Art World Report Card, April 10, 2014
A Letter to Dan Loeb Regarding Sotheby's
It is a truth universally acknowledged that anyone in the art world in possession of a good fortune and some business smarts thinks they can run an auction house. Or more accurately, thinks they can do it better than whomever is doing so at the time. They believe they can negotiate better contracts, cut more costs, appraise more accurately, marshal more nation's treasures to the block.
Reality is a little more complicated.
Which brings us, of course, to you, dear Dan, with billions under management, an impressive art collection, a love of publicity and an unrequited longing it would seem to me for getting into the auction house management business. If not, then why else launch the proxy fight to bring your own slate of directors to the Sotheby's board? It could be a prelude to greenmail, a type of lucrative fiscal blackmail in which a raider takes over a company, bashes it into better shape, and then sells his shares back to the firm at a profit. But no, perhaps you really want to own an auction house.

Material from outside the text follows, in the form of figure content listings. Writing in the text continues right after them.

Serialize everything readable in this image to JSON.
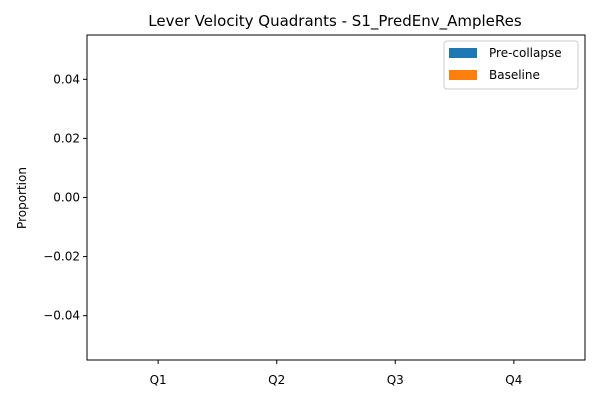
{
  "chart_data": {
    "type": "bar",
    "title": "Lever Velocity Quadrants - S1_PredEnv_AmpleRes",
    "xlabel": "",
    "ylabel": "Proportion",
    "categories": [
      "Q1",
      "Q2",
      "Q3",
      "Q4"
    ],
    "series": [
      {
        "name": "Pre-collapse",
        "color": "#1f77b4",
        "values": [
          0,
          0,
          0,
          0
        ]
      },
      {
        "name": "Baseline",
        "color": "#ff7f0e",
        "values": [
          0,
          0,
          0,
          0
        ]
      }
    ],
    "ylim": [
      -0.055,
      0.055
    ],
    "yticks": [
      -0.04,
      -0.02,
      0.0,
      0.02,
      0.04
    ],
    "ytick_labels": [
      "−0.04",
      "−0.02",
      "0.00",
      "0.02",
      "0.04"
    ],
    "grid": false,
    "legend_position": "top-right"
  }
}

Wall Street folks frequently think their financial success can migrate to the art world, be it in an auction house, gallery or museum board. My experience, in years of reporting on first the Goldman Sachs's & the Morgans, and then the auction houses, tells me the only person to do so successfully was Robert Mnuchin. On the other side of the ledger I have only two words: Alfred Taubman, a mall man who was also successful. Until he was jailed.
Having spent years in both cultures, they couldn't be more dissimilar in rhythms, skill sets, corporate cultures. Wall Streeters are proud to do deals over lunch at laminate-wood tables. Strangely, mayonnaise is virtually always involved, as are bad manners and worse jokes. The art world is all good suits, French service, surface opulence hiding a frantic backstage. Vicious sibling rivalry rarely comes into play in IPOs, for example, but to auctioneers seeking estates, it's a Tuesday.
Sotheby's travel and expenses were $33 million in the most recent year. To outsiders, this may seem frivolous. It is not. It's necessary to create the atmosphere of carelessness, in the old-fashioned, good sense of that word, that is, to induce people to buy the most luxurious of luxury goods.
So, why would you want to own a global luxury goods concern with paper-thin profit margins? And how will you improve those? No more shrimp the size of fists? Will that do the trick? You promise cost-cutting. You promise less sharing of commissions or upside with consigners—although the strategy landed Sotheby's the Jackie O sale—but think it won't impact market share. You also say you will “cultivate numerous points of contact within Sotheby's so that art buyers become clients of the Company, not just the individual salesperson."
And well, gee, no one's ever thought of that before, right? Actually, madames have been trying that tack for centuries—but customers will always have their favorite trollops. And, yes, Sotheby's board rubber-stamps decisions and that isn't good, but are your guys really going to stand up to you? It's poor form, as a reporter, to roll your eyes when someone speaks, but a decade or two in, you begin to feel sorry for the legion of would-be auction house kings and queens who for some reason think everyone that came before them had no idea what they were doing.
Sotheby's is attempting to do all it can to dissuade you. The annual report is almost tabloid reading, given the menu of destruction it details. The risks section, usually routine and relatively small at public companies, is four pages. So, what, exactly, can go wrong at an auction house? Simply put: the economy, government laws, demand for art is unpredictable, intense competition, loss of key personnel, possible failure of existing business plans, reliance on a “small number of clients" for a significant contribution to revenues, borrower bankruptcy, changing value of assets, insurance costs, damage to items, people don't pay, inability to control or predict sales volume, foreign currency movements. A lot can go wrong, in short.
The elephant-in-the-room of the “risks" disclosure is halfway down: “A small number of shareholders may ultimately impact Sotheby's business." That, at about a 16 percent stake, is you, dear Dan. Sotheby's warns these shareholders “may be able to exert significant influence."
That said, Sotheby's needs something. Comfortably ahead of Christie's in market share for centuries, then neck and neck for the last decade, it is now circling 47 percent. Being private has been a strategic advance for Christie's: more maneuverability and less oversight of its deals. It's also been far better at online sales and more cutthroat in general, scheduling, as just one example, an upcoming sale directly against Phillips. Sotheby's biggest seismic shift lately has been to hire a design firm to re-brand itself; the new look and logo typeface was debuted earlier this month. (Serif! Sans serif! Who can keep track?).
There's also been a spate of insider stock sales disclosed to the SEC. Not a troubling amount, but a noticeable one.
The company appears to be placing most of its 21st century chips on a joint auction venture with the government of China, a nation Sotheby's features in its marketing material more often than Kim Kardashian makes People. But even the auctioneer admits how big that hurdle is.